Para os retalhistas online, os dados estão a ajudar a capacitar o seu pessoal para melhores servir os clientes. Phil Hackney, diretor de operações do grande armazém digital Shop Direct, adiantou que apesar de a empresa ter sido capaz de criar uma experiência de front-end personalizada, a restante viagem online do cliente não é assim tão pessoal, especialmente quando as coisas não correm como o esperado.

«Como solução, a Shop Direct aumentou a quantidade de comunicação automatizada, para que os clientes se sintam confiantes de que uma encomenda está no transporte ou que um pagamento foi feito, algo que acaba por libertar os trabalhadores do call center para resgatarem “clientes descontentes”», explicou.

Foco no valor do cliente

Explorar o valor a longo prazo do cliente, acima do valor do canal ou da interação de vendas, está a tornar-se uma área fundamental para os executivos. Em janeiro, Charlie Mayfield, presidente da John Lewis, disse que os retalhistas precisam de identificar os seus clientes mais rentáveis e de lhes oferecer uma experiência melhor.

Na Retail Week Live, que reuniu mais de 100 CEO’s do retalho, o vice-CEO da Shop Direct, Gareth Jones, falou sobre como foi trabalhar nesse sentido: «Não focamos apenas uma experiência, falamos sobre a experiência do consumidor nos últimos três a cinco anos, quantas experiências felizes teve, como é que o seu valor cresceu ao longo do tempo, o que é que correu mal e como é que isso afetou o seu comportamento de compras».

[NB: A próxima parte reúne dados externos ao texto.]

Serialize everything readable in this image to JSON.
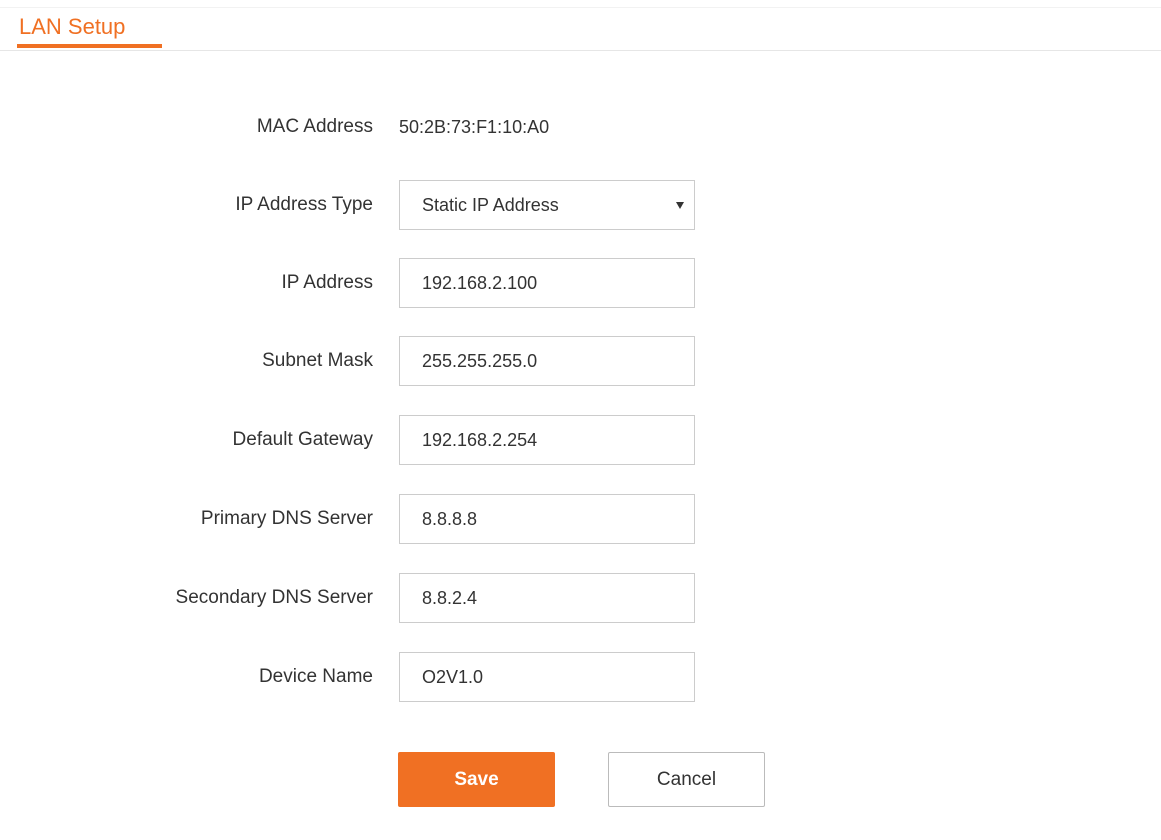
{
  "header": {
    "title": "LAN Setup"
  },
  "form": {
    "mac_address": {
      "label": "MAC Address",
      "value": "50:2B:73:F1:10:A0"
    },
    "ip_address_type": {
      "label": "IP Address Type",
      "value": "Static IP Address"
    },
    "ip_address": {
      "label": "IP Address",
      "value": "192.168.2.100"
    },
    "subnet_mask": {
      "label": "Subnet Mask",
      "value": "255.255.255.0"
    },
    "default_gateway": {
      "label": "Default Gateway",
      "value": "192.168.2.254"
    },
    "primary_dns": {
      "label": "Primary DNS Server",
      "value": "8.8.8.8"
    },
    "secondary_dns": {
      "label": "Secondary DNS Server",
      "value": "8.8.2.4"
    },
    "device_name": {
      "label": "Device Name",
      "value": "O2V1.0"
    }
  },
  "buttons": {
    "save_label": "Save",
    "cancel_label": "Cancel"
  },
  "colors": {
    "accent": "#f07023",
    "text": "#333333",
    "border": "#cccccc"
  },
  "icons": {
    "select_arrow": "dropdown-arrow-icon"
  }
}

Por exemplo, a retalhista tem vindo a vender telemóveis Samsung S7 a determinados clientes, por vezes com prejuízo ou com margens de lucro muito pequenas, de acordo com certos dados demográficos, sabendo que estes se vão tornar rentáveis a longo-prazo. «Estamos a colocar estas ofertas em clientes que sabemos que, numa perspetiva de aquisição, que vão ficar animados sobre este ponto de preço e serão rentáveis em 14 meses e vão triplicar a rentabilidade em três anos, à medida que vamos colocando novas categorias à sua disposição. De um modo geral, não podemos pensar em clientes que se dispersam online, na rua ou em dispositivos móveis como clientes diferentes, são o mesmo cliente e temos de olhar para a sua rentabilidade como um todo».

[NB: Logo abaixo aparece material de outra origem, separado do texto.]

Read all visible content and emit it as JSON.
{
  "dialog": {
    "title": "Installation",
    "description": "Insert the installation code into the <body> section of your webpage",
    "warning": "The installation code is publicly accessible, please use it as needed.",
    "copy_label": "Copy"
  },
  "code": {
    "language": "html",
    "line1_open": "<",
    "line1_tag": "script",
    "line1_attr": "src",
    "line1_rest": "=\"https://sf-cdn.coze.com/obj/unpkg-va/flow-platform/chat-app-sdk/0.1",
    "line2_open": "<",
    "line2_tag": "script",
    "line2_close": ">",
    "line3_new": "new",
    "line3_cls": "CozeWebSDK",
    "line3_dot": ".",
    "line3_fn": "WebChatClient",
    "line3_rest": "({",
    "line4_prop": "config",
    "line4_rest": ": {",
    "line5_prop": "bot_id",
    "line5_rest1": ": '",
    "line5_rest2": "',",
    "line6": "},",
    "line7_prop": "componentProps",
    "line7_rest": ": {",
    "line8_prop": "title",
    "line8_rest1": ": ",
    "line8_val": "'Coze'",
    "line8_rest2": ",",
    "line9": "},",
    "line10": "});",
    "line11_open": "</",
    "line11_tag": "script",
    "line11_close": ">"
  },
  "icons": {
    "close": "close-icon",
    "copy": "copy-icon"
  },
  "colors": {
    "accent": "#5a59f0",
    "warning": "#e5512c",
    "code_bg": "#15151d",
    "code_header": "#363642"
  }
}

Criar uma cultura de inovação

O CCO da House of Fraser, Andy Harding, advogou que ninguém poderia ter previsto o tipo de mudança que se seguiu ao lançamento do iPhone, há oito anos, e que é «quase impossível prever o que os clientes vão querer dentro de cinco anos», mas os retalhistas precisam de «criar um negócio que seja aberto e flexível o suficiente para a mudança e, depois, saber ouvir».

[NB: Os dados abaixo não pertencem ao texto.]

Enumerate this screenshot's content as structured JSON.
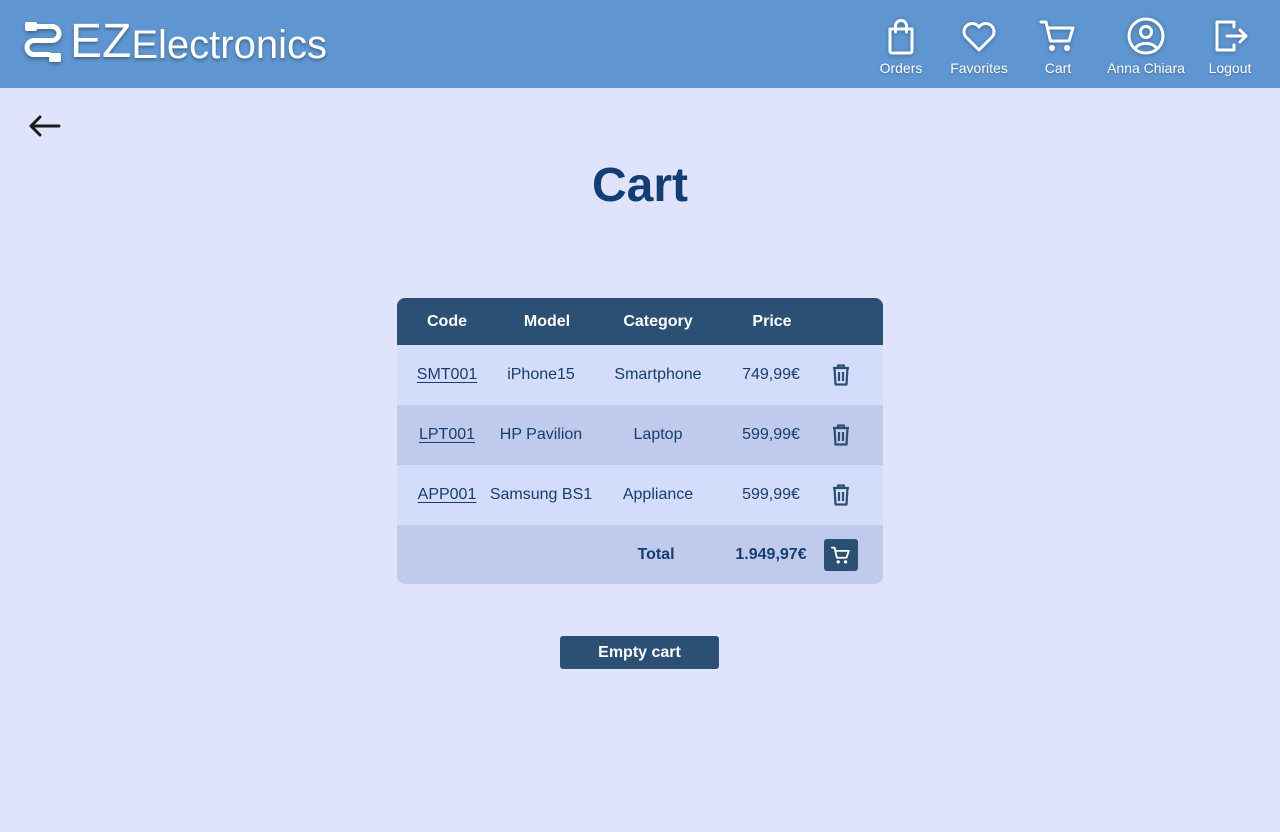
{
  "brand": {
    "prefix": "EZ",
    "suffix": "Electronics",
    "icon": "cable-connector-icon"
  },
  "nav": {
    "orders": {
      "label": "Orders",
      "icon": "shopping-bag-icon"
    },
    "favorites": {
      "label": "Favorites",
      "icon": "heart-icon"
    },
    "cart": {
      "label": "Cart",
      "icon": "cart-icon"
    },
    "user": {
      "label": "Anna Chiara",
      "icon": "user-circle-icon"
    },
    "logout": {
      "label": "Logout",
      "icon": "logout-icon"
    }
  },
  "page": {
    "title": "Cart",
    "back_icon": "arrow-left-icon"
  },
  "table": {
    "headers": [
      "Code",
      "Model",
      "Category",
      "Price"
    ],
    "rows": [
      {
        "code": "SMT001",
        "model": "iPhone15",
        "category": "Smartphone",
        "price": "749,99€"
      },
      {
        "code": "LPT001",
        "model": "HP Pavilion",
        "category": "Laptop",
        "price": "599,99€"
      },
      {
        "code": "APP001",
        "model": "Samsung BS1",
        "category": "Appliance",
        "price": "599,99€"
      }
    ],
    "total_label": "Total",
    "total_value": "1.949,97€"
  },
  "actions": {
    "empty_cart": "Empty cart"
  },
  "colors": {
    "header_bg": "#5f96d1",
    "page_bg": "#dfe3fb",
    "primary": "#2b5074",
    "title": "#133e73",
    "row_light": "#d3dcfb",
    "row_dark": "#bfcaec"
  }
}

Sarah Venning, diretora de planeamento e estratégia da John Lewis destacou que, apesar das dificuldades em torno de prever comportamentos de consumo futuros e tecnologias, investiu numa pequena equipa que olha para a tecnologia futura, que poderá não ter quaisquer implicações imediatas no retalho.

A incubadora JLab, que trabalha com startups, foi também transferida para o centro de operações da retalhista, depois de inicialmente estar localizada num escritório separado. Venning relatou que, ao incluí-las na sua sede, as pessoas de outras áreas de negócio estão disponíveis para se envolverem com essas startups, conseguindo vários benefícios com a troca de ideias.

O diretor de comércio eletrónico da Shop Direct, Jonathan Wall, enfatizou ainda que a empresa acredita que a verdadeira inovação vem de dentro, uma vez que os funcionários conhecem melhor os problemas que enfrentam do que aqueles que estão fora da empresa. «A verdadeira inovação vem de dentro da empresa… estamos à procura de formas para expandir e incentivar isso», advogou.